ACLU Condemns Amendment 12 as "Scarlet Letter" Law;
Intervenes in Challenge Before Colorado Supreme Court

FOR IMMEDIATE RELEASE
February 7, 1997

Condemning Amendment 12 as the modern political equivalent of the Scarlet Letter, the ACLU of Colorado moved on Friday to intervene in a legal challenge that is currently pending before the Colorado Supreme Court.

Amendment 12, which the voters approved in November, requires members of Colorado’s congressional delegation to sponsor and support a specified amendment to the United States Constitution that would impose term limits. The measure also requires state legislators to vote to call for a constitutional convention for the purpose of proposing that constitutional amendment.

If legislators do not vote as Amendment 12 requires, a label stating "DISREGARDED VOTER INSTRUCTION ON TERM LIMITS" will appear next to their names on the ballot at the next general election. Similarly, candidates running for their first legislative office will be branded with a special ballot label that says "DECLINED TO TAKE PLEDGE TO SUPPORT TERM LIMITS" if they do not formally pledge to support the specific term limits amendment endorsed by Amendment 12.

"Amendment 12 violates the First Amendment rights of candidates and legislators," said Mark Silverstein, ACLU legal director. "It identifies one particular viewpoint on a controversial issue as the official, government-approved, orthodox position. It declares that dissenters are heretics and brands them with the political equivalent of the scarlet letter."

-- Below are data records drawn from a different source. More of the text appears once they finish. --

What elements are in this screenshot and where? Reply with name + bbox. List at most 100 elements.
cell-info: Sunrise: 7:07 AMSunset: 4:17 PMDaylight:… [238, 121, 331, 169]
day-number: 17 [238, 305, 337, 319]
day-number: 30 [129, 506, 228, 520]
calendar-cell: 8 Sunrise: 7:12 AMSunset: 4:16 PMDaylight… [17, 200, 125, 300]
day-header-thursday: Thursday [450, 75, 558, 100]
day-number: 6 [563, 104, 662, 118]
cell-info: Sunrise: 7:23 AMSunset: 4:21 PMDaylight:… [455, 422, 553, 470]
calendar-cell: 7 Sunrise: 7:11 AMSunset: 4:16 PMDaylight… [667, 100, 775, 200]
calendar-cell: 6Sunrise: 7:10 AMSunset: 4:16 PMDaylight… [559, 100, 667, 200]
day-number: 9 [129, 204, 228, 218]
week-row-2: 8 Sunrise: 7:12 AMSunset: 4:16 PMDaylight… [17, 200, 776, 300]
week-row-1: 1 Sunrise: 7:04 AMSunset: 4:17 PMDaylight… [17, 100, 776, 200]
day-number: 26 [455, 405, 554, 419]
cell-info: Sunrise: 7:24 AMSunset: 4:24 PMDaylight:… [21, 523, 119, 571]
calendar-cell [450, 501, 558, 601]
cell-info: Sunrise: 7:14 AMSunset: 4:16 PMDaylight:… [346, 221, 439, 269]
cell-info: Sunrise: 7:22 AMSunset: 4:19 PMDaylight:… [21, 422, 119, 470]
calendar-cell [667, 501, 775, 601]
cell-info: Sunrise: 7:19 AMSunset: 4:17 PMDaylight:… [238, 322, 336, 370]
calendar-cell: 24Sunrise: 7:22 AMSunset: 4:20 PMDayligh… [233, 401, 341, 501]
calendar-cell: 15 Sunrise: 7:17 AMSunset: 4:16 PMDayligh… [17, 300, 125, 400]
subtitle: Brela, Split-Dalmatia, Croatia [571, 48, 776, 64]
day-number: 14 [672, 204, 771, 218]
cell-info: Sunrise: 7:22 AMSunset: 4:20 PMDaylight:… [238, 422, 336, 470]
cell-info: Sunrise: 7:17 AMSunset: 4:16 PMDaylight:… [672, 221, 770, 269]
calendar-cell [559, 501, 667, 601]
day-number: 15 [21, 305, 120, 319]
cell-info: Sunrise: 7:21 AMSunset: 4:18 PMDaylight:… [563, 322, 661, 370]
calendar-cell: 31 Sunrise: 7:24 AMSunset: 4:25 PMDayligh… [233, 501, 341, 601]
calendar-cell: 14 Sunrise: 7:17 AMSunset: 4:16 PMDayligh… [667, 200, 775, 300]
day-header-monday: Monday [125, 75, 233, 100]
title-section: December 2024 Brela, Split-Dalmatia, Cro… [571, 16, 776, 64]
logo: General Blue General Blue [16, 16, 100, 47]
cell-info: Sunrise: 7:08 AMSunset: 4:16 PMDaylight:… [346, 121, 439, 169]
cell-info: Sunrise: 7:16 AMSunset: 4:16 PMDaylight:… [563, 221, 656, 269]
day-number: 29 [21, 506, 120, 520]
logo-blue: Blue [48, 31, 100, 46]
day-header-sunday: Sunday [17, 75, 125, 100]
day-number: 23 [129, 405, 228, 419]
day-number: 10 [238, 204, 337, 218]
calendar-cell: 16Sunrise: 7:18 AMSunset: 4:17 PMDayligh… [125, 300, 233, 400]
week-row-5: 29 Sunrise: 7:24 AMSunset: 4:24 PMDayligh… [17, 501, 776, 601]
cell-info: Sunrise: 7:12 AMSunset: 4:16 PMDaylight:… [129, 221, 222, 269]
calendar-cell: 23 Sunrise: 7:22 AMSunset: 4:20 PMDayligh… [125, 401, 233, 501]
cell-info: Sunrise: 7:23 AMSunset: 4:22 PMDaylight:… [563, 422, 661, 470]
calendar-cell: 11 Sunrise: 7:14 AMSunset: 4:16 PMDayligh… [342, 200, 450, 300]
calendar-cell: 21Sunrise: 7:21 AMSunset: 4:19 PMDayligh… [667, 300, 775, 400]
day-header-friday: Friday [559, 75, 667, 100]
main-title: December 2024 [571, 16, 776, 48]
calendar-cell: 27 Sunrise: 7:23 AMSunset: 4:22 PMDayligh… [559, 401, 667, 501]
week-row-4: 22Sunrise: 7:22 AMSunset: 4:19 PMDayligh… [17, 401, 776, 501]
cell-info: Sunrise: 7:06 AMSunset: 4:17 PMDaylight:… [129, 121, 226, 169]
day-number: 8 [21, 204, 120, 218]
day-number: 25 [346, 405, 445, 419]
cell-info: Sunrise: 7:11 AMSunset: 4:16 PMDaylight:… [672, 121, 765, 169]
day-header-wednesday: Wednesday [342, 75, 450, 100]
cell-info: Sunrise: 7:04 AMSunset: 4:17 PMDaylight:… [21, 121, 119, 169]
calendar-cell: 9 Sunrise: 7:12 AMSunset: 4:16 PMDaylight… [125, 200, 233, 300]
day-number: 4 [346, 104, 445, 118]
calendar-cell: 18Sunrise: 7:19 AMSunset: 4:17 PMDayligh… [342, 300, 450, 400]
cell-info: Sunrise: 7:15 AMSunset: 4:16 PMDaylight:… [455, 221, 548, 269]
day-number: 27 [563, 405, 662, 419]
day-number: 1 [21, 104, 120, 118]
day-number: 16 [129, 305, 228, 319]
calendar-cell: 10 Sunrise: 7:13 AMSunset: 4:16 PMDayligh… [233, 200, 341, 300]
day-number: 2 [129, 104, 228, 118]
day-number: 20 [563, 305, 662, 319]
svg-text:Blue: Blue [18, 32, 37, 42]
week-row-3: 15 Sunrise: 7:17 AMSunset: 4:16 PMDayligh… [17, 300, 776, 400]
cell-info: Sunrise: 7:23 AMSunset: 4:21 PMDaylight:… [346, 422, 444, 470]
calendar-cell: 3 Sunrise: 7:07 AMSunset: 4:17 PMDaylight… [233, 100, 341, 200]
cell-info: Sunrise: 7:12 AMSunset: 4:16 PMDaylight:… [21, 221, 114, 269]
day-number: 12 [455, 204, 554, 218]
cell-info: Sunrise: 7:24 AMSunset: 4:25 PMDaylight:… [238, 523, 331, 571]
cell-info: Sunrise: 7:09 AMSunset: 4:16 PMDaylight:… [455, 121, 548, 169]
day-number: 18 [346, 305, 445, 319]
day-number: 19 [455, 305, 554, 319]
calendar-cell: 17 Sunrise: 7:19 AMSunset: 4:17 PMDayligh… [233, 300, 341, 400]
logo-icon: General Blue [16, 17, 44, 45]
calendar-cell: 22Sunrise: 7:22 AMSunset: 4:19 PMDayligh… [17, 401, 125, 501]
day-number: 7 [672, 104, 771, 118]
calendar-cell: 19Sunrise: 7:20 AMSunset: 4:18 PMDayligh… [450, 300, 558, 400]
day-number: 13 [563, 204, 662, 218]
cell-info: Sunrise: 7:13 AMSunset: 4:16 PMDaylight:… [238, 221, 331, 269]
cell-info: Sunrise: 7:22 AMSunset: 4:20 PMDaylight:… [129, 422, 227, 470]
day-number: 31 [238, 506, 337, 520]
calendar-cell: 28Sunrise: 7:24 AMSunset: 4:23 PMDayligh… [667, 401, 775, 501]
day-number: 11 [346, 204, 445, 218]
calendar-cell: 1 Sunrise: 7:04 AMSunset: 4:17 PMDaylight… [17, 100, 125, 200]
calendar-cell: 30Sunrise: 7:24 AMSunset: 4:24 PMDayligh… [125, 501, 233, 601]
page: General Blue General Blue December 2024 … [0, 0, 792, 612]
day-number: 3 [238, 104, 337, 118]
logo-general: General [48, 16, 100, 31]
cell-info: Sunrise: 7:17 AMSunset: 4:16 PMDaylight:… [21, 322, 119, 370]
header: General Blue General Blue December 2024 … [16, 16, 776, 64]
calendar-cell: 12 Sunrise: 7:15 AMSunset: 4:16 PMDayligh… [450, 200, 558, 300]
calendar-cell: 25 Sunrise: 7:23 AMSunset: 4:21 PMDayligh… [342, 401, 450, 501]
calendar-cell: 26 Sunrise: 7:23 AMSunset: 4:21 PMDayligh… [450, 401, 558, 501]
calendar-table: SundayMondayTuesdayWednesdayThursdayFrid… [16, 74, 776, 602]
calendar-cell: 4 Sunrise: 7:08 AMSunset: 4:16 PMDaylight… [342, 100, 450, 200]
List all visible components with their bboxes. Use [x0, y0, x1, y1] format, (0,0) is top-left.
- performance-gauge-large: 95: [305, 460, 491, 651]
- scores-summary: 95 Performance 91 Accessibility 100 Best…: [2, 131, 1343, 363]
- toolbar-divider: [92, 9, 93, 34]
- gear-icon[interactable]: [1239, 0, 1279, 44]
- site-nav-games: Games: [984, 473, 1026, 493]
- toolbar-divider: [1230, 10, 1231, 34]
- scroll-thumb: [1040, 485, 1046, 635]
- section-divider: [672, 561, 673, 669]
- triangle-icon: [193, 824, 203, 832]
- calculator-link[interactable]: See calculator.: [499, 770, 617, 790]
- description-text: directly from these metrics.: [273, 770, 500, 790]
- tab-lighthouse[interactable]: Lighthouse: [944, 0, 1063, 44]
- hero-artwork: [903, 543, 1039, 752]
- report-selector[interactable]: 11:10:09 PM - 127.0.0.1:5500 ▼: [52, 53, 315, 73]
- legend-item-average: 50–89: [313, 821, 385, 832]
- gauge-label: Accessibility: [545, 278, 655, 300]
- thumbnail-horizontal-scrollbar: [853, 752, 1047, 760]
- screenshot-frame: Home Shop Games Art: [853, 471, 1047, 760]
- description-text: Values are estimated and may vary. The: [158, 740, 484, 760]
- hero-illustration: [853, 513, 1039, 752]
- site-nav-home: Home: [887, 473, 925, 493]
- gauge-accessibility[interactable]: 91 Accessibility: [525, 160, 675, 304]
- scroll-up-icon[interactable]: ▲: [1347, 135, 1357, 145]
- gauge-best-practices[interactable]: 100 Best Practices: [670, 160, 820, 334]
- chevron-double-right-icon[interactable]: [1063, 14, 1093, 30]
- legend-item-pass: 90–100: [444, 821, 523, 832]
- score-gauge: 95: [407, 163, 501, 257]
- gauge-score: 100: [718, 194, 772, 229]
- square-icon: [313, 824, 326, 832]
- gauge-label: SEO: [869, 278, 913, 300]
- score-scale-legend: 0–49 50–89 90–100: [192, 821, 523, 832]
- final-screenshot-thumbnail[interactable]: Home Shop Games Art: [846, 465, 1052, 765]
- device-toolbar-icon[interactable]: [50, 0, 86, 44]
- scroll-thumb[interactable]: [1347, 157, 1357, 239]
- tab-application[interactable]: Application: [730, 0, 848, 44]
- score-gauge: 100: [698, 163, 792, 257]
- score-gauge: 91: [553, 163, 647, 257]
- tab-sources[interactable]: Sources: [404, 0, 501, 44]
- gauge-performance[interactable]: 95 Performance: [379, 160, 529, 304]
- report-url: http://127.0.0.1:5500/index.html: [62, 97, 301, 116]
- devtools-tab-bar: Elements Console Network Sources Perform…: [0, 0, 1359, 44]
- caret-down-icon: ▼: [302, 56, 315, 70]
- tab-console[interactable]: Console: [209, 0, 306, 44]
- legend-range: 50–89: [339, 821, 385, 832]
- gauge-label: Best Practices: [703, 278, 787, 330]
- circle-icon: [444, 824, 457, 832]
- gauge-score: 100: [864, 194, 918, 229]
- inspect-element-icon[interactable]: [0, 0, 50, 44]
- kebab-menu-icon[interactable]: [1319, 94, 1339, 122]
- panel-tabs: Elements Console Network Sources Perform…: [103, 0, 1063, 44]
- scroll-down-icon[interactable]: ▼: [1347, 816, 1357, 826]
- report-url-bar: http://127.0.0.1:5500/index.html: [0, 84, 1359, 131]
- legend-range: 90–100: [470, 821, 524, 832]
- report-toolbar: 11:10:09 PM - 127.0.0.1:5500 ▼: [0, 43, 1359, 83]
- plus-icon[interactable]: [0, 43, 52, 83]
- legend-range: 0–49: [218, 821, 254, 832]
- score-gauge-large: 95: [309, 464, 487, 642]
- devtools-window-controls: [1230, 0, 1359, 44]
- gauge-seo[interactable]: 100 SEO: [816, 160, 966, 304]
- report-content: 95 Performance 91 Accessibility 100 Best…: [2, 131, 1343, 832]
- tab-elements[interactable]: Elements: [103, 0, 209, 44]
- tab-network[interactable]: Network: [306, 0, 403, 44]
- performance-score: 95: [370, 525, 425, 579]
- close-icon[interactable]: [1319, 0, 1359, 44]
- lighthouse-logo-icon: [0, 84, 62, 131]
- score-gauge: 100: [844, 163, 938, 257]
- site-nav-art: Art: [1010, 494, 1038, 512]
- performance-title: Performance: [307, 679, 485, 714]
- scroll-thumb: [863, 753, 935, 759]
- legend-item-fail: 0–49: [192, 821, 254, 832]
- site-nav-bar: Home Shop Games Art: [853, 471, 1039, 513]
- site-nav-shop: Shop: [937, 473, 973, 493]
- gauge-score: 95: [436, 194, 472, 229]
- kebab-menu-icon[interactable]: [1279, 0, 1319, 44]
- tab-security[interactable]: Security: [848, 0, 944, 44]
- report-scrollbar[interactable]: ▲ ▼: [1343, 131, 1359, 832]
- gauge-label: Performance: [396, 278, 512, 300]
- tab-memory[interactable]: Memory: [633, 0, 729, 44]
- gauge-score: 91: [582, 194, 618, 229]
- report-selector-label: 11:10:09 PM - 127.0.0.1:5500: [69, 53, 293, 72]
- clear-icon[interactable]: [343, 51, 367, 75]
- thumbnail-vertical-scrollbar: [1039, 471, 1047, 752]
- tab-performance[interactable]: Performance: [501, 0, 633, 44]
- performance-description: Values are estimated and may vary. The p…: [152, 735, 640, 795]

"Legislators who do not support Amendment 12's particular version of the politically-correct term limits amendment have no opportunity to rebut, explain, or respond to the pejorative label that the government threatens to place by their name on the ballot," said Edward Ramey, an ACLU cooperating attorney and partner in the law firm of Isaacson, Rosenbaum, Woods & Levy, who filed the legal papers on the ACLU’s behalf. "Under Amendment 12, only the government is permitted to present its viewpoint at the critical last moment when voters make their choice in the voting booth. To avoid the possibility that negative labels will appear next to their names on the ballots, legislators and candidates who sincerely disagree with the official government position on term limits may be intimidated into silence or forced into conformity."

"The public has a First Amendment right to receive information and ideas, to hear the views of legislators and candidates on all sides of controversial issues," added Silverstein. "When the government threatens public figures with sanctions for expressing certain views, everyone’s First Amendment rights are threatened. "

Two separate challenges to Amendment 12, filed by petitioners acting without lawyers, are already pending in the Colorado Supreme Court. The Court consolidated the two cases and asked that all "interested parties" come forward and file a statement of suggested legal issues to aid the court in setting a briefing schedule. The ACLU, represented by Ramey, filed its entry into the case on Friday as an interested party.

Measures similar to Amendment 12 appeared on the ballots of a number of states in 1996. In Arkansas, the state supreme court has already held that its version of the Scarlet Letter Law is unconstitutional. The ACLU has filed still-pending challenges to similar laws in Maine and Idaho.